This charge she levelled at Mrs Plummer, who was amazed.

"To me! Why, they're all complete strangers to me; I never saw one of them before, and haven't the faintest notion where they come from or who they are.

"All the same, I believe I am; to you or to Evans; probably to both."

"My dear, what do you mean? The things you say!"

"It's the things you say, that's what I mean. You and Evans have been talking to the people here; you have been telling them who I am, and a great many things you have no right to tell them. They've been telling people down in the valley, and the thing has spread; how the rich Arnott girl, who has so much money she herself doesn't know how much, is stopping up here all alone. I know. These creatures have come up in consequence. That man Blenkinsop as good as told me this afternoon that he only came because he heard that I was here."

"My dear, what can you expect? You can't hide your light under a bushel. You would have much more real solitude in a crowd than in a place like this."

"Should I? We shall see. If this sort of thing occurs again I shall send you and Evans home. I shall drop my own name, and take a pseudonym; and I shall go into lodgings, and live on fifty francs a week--then we'll see if I sha'n't be left alone."

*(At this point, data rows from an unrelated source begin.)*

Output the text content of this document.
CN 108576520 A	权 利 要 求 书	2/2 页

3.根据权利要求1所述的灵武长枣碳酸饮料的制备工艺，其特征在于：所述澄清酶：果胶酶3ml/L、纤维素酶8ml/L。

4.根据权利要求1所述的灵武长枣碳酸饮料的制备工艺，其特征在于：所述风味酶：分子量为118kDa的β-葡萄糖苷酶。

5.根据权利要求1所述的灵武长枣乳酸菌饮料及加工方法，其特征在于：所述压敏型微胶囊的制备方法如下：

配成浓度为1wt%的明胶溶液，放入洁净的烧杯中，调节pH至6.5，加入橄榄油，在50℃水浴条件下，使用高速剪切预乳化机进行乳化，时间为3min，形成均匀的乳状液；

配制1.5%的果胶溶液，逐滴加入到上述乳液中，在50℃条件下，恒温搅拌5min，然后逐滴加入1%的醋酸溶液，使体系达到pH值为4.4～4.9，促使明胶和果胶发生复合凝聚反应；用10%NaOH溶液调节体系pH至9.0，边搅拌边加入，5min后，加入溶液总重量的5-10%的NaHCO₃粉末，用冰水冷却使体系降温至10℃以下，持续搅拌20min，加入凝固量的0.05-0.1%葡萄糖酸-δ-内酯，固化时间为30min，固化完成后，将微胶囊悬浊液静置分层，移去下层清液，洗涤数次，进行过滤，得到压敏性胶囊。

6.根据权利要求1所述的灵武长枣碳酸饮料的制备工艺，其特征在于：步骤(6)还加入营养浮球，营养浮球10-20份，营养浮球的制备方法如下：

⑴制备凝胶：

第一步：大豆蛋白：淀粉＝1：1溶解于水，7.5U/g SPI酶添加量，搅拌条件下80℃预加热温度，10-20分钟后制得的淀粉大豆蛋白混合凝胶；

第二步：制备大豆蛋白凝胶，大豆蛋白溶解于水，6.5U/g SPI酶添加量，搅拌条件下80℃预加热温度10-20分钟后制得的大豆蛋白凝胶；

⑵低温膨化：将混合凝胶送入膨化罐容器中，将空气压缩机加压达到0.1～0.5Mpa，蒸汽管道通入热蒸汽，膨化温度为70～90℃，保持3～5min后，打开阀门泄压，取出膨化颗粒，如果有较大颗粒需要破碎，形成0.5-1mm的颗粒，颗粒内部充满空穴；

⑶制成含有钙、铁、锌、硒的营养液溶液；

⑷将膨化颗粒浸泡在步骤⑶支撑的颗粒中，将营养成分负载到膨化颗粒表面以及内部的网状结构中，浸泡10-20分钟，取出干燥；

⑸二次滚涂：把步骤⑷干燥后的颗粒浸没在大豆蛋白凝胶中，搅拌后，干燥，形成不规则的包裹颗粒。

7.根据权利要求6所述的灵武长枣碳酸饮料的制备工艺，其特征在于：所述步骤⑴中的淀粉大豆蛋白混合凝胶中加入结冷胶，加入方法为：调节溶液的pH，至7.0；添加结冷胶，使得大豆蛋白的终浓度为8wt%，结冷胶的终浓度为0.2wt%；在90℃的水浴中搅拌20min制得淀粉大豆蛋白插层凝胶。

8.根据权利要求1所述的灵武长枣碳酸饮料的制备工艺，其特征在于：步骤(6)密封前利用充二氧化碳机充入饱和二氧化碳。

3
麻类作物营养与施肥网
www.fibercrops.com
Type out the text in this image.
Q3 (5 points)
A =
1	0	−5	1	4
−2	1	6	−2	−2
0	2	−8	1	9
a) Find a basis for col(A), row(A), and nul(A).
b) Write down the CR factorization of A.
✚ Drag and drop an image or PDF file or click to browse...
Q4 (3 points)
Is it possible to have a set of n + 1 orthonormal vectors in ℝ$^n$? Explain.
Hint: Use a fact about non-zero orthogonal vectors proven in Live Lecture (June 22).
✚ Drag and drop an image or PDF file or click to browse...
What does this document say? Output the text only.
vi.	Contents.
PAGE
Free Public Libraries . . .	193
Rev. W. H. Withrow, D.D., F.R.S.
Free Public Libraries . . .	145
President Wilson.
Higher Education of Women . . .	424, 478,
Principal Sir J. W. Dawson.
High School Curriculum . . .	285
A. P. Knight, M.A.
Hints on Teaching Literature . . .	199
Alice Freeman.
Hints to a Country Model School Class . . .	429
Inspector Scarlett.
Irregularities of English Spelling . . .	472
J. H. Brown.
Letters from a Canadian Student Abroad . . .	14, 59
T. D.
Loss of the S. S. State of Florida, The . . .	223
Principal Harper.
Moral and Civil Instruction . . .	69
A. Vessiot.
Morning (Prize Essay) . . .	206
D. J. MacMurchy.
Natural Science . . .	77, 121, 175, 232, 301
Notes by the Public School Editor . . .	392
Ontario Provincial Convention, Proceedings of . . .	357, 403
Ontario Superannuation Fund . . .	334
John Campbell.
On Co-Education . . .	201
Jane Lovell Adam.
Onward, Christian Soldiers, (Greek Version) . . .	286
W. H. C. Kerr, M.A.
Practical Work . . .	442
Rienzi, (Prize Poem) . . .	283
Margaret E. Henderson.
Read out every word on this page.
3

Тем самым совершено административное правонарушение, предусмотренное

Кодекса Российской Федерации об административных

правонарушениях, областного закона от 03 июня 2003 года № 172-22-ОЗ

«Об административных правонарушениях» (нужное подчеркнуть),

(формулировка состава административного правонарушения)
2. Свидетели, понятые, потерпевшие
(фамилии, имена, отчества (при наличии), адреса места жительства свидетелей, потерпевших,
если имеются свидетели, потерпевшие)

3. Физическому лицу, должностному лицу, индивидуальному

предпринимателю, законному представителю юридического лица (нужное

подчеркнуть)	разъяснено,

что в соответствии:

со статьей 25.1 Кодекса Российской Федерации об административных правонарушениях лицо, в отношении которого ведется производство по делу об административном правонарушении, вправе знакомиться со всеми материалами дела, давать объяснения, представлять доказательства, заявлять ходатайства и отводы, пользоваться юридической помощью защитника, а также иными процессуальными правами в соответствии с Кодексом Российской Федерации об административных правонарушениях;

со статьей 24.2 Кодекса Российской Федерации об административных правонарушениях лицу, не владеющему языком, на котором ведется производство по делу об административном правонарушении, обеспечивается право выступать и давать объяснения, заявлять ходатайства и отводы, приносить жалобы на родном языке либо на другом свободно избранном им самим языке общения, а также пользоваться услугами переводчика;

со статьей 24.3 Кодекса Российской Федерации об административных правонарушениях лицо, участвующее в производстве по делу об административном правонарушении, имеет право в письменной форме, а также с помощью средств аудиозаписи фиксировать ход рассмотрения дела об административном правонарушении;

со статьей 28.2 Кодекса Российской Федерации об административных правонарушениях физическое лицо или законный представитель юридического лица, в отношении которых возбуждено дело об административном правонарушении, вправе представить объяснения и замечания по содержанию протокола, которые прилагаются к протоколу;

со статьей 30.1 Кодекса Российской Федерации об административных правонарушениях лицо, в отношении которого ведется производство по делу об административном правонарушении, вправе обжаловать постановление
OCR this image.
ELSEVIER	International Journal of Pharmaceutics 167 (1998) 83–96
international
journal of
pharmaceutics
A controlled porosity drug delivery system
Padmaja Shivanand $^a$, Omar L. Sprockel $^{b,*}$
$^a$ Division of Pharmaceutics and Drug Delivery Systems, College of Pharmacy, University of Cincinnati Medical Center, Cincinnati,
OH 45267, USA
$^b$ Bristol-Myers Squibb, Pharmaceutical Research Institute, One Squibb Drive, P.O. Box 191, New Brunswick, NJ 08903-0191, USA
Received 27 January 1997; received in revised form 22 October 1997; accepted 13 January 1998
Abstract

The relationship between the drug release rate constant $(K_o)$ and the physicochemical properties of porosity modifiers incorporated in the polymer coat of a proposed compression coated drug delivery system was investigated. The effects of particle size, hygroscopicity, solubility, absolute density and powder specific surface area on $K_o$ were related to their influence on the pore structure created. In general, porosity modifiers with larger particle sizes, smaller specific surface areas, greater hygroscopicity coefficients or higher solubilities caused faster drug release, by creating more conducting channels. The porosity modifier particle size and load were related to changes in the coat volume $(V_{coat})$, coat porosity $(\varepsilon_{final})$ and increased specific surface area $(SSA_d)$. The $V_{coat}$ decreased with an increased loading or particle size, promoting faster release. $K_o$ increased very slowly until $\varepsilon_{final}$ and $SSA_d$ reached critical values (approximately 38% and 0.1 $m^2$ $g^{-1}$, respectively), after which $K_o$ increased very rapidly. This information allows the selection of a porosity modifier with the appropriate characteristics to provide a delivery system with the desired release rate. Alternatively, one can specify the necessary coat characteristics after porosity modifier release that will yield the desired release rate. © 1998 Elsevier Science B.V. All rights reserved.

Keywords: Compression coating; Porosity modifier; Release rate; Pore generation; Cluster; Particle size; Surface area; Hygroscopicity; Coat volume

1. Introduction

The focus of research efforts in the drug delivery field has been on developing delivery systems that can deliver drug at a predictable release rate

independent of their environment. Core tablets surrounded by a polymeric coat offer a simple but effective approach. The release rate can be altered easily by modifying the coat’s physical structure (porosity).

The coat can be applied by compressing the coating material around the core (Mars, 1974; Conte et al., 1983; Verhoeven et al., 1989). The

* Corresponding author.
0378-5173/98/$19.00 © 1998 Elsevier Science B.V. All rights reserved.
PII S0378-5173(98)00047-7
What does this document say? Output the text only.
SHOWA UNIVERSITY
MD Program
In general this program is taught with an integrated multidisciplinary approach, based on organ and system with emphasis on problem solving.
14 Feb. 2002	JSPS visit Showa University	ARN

When Mrs Plummer retailed these remarks to Evans, the lady's maid--who had already been the recipient of a few observations on her own account--expressed herself with considerable frankness on the subject of her mistress.

"I believe she's mad--I do really. I don't mean that she's bad enough for a lunatic asylum or anything like that; but that she has a screw loose, and that there's something wrong with her, I'm pretty nearly sure. Look at the fits of depression she has--with her quite young and everything to make her all the other way. Look how she broods. She might be like the party in the play who'd murdered sleep, the way she keeps awake of nights. I know she reads till goodness knows what time; and often and often I don't believe she has a wink of sleep all night It isn't natural--I know I shouldn't like it if it was me. She might have done some dreadful crime, and be haunted by it, the way that she goes on-- she might really."

It was, perhaps, owing to the fact that the unfortunate lady practically had no human society except the lady's maid's that Mrs Plummer did not rebuke her more sharply for indulging in such free and easy comments on the lady to whom they were both indebted. She did observe that Evans ought not to say such things; but, judging from certain passages in a letter which, later on, she sent to Mrs Stacey, it is possible that the woman's words had made a greater impression than she had cared to admit.